De La Rue hits back at activist investor’s threat to oust chairman by urging shareholders to reappoint him
Banknote maker De La Rue has hit back at an activist investor who wants to oust its chairman amid an escalating row about the future of the beleaguered business.
The troubled company, which lost the contract to produce Britain’s blue post-Brexit passports in a humiliating defeat last year, urged shareholders to reappoint its chairman Philip Rogerson at its annual meeting next week.
De La Rue’s plea comes as Crystal Amber, the activist fund which owns a 6.3 per cent stake, threatened to call a fresh shareholder vote on Rogerson’s future if he does not step down by next Thursday.
Bitter blow: De La Rue lost the contract to produce Britain’s blue post-Brexit passports in a humiliating defeat last year
The banknote firm said: ‘This precipitous and destabilising Crystal Amber proposal is very clearly not in the best interests of the company.
‘De La Rue already has in place, and is progressing at pace, an orderly succession plan.
‘In stark contrast to the Crystal Amber proposal, this plan helps ensure vital senior leadership continuity, at a time of significant and necessary change in the business.’
Rogerson has agreed to retire after he helps De La Rue finds a new chief executive. Its former boss, Martin Sutherland, resigned in May following its third profit warning in less than two years.
One shareholder said: ‘I can’t understand how this useless chairman thinks he should be choosing the new chief executive, or even a new non-executive director. It should be left to a new chairman.’
Since Rogerson, 74, became chairman in 2012, De La Rue’s shares are down more than 71 per cent and investors have lost £529million.
He also presided over controversial bonuses which saw Sunderland bag £197,000 last year despite the shares falling by almost 45 per cent.

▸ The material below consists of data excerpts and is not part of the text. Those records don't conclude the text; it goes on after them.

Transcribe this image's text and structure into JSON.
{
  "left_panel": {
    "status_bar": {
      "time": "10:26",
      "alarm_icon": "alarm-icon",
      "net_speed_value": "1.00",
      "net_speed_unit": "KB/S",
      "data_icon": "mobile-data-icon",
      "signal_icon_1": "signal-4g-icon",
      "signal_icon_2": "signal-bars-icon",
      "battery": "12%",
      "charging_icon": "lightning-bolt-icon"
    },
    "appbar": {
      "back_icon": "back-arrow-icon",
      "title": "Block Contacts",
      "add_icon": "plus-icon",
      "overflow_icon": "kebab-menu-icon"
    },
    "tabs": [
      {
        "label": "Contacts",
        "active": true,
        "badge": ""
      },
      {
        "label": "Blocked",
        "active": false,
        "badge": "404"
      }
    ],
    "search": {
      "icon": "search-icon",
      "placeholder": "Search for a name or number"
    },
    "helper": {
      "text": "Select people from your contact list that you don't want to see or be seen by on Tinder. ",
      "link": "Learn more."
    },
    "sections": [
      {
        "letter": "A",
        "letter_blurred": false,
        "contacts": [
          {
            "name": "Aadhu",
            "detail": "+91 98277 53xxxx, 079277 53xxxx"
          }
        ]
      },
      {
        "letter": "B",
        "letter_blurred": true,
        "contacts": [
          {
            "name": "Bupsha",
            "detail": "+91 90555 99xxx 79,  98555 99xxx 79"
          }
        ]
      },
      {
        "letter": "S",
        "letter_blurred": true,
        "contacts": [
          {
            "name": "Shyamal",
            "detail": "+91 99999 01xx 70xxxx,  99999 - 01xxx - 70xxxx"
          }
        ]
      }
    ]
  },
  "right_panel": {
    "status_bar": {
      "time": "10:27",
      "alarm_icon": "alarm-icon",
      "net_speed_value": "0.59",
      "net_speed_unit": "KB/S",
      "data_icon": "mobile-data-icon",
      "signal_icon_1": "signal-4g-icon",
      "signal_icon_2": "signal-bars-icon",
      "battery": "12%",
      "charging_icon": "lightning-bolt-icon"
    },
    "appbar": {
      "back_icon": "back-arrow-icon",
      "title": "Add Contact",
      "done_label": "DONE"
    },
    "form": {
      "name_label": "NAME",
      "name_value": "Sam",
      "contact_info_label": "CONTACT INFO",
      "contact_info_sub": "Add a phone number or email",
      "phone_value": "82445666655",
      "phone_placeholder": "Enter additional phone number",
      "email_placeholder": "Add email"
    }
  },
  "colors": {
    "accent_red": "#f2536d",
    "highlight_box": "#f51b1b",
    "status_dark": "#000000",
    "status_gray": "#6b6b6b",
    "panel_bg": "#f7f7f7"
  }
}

Influential shareholder advisory group ISS has recommended that investors vote against De La Rue’s remuneration report next week.
Richard Bernstein, who manages Crystal Amber, claimed Rogerson was unresponsive when introduced to firms which might want to buy or work with De La Rue, blocking efforts which might have helped return cash to shareholders.
De La Rue conceded that Rogerson had received an email from Bernstein which copied in a potential suitor for the business, but said that it never advanced discussions because the possible bidder did not reply.
Bernstein said: ‘It’s astonishing, they’re acting like teenagers on a first date. Ignoring an email just because someone didn’t message them first.
‘No wonder shareholders have lost more than £500million since Rogerson became chairman.
‘This is a misleading response motivated by a desire to distract attention away from woeful performance and payment of egregious bonuses for destruction of shareholder value.’
De La Rue hit back, saying it encourages and rewards actions that help it grow. It claimed neither firm Bernstein suggested it acquire would have stood up to scratch.